FE: Truly, I don't know visibly what effect it had. They probably were very sorry to see me go there, but you know, the Japanese are very resilient, they say, "shikata ga nai," you know, that we did our thing, what we believed in, and we were taking the consequences. But they felt good that we won our case, see. And in the case of the sixty-three and the other resisters, they were all pardoned by President Truman in 1947 and given all their civil and political rights restored. So I guess we all came out of it in pretty good shape. The only drawback in their case was that some of the old-timers, strong JACL members and even their relatives ostracized them, especially in the San Jose area. Very strong JACL town and that's why some of the boys still don't want to come out of the closet and in many cases their wives are very strong in not wanting them to come out in public, all this stuff.

[Interruption]

EO: Anything anyone wants to ask, say? Do you want to say anything more?

FE: Well, let's see. Well, something, like whenever... I took a lot of civil service tests after I came back, they always have, "Have you ever been convicted of a felony?" So I'd always write a paragraph on very, as briefly as I can what happened, and it never did hinder me from being accepted. And all the... of all the people that I've talked to, you know, about our case, about the resisters, almost a hundred percent of Caucasians or any other non-Japanese group would be very supportive. They would say that if they were in our position, they would have done the same thing, they'd never be put into the army under those conditions. That's why I still can't understand why more people didn't resist out of these camps. That's a mystery to me. After all the injustice, that they figured to cap it with more injustice and they don't say anything about it... I know they felt like it was wrong, because at these meetings, almost a hundred percent would say, "It's wrong to draft us out of these camps." Yet when the time came, they wouldn't go... just like I heard at Rohwer a bunch of them was going to resist and it ended up only one person resisted. Joe... what was his last name? I forget his last name. Anyway, he was the only one that resisted and he got beat up pretty bad at the Texarkana jail, prison there.

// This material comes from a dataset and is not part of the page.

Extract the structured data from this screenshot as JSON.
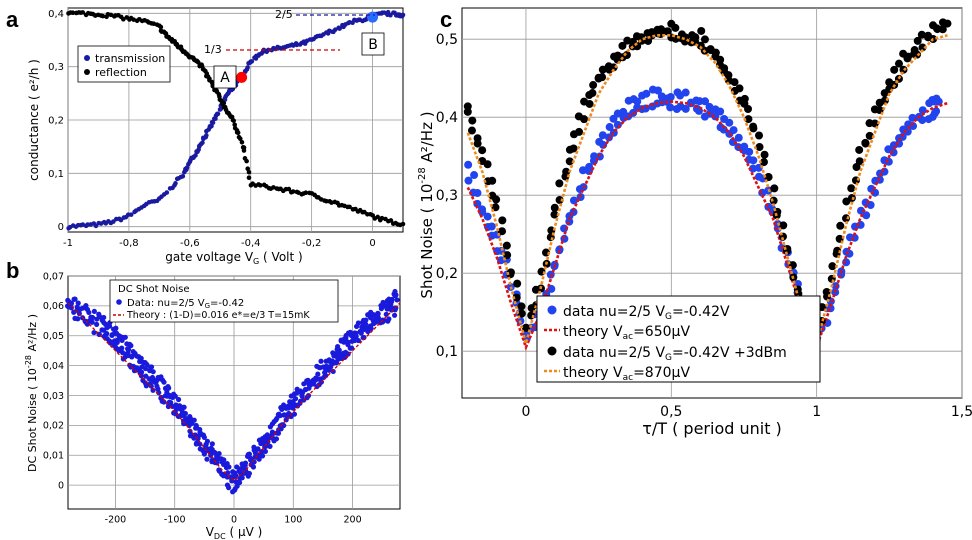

EO: Can you just say what happened to some of the other resisters? Like in Poston and how others, what kind of sentences they got?

FE: Oh, yes.

EO: Just in terms of, like, different places?

FE: Oh yeah, another very interesting thing about the resisters' case is that in the different camps, before different judges, for the identical offense, they all got very different sentences. In Poston, the resisters were just fined one penny. They didn't see any jail time. And in the case of the Heart Mountain, they got three years. And in Minidoka, I think some of them got two years, some of them got one year and Amache, some of them got one year, some of them got two years. And in Tule Lake, identical offense, even if it was a different type of camp, they were charged with the same violation, and they were, the judge threw it out of court. He said, I forget the exact words, but he said it was a real... I can't remember his words. But he said it was a very wrong and unjust thing to prosecute these people for refusing to obey a draft law after they were put in these camps without due process. And he just threw it out of court.

EO: What does this say to you about the legal system?

FE: That the legal system is really screwed up. As much back then as it is now. [Laughs]

EO: So it's sort of who you got, right?

FE: That's right. Depends on the judge. Some judges were very just, humane, the others were just go by the letter of the law and make their own laws, in fact. Interpret their own, interpret to their way of thinking.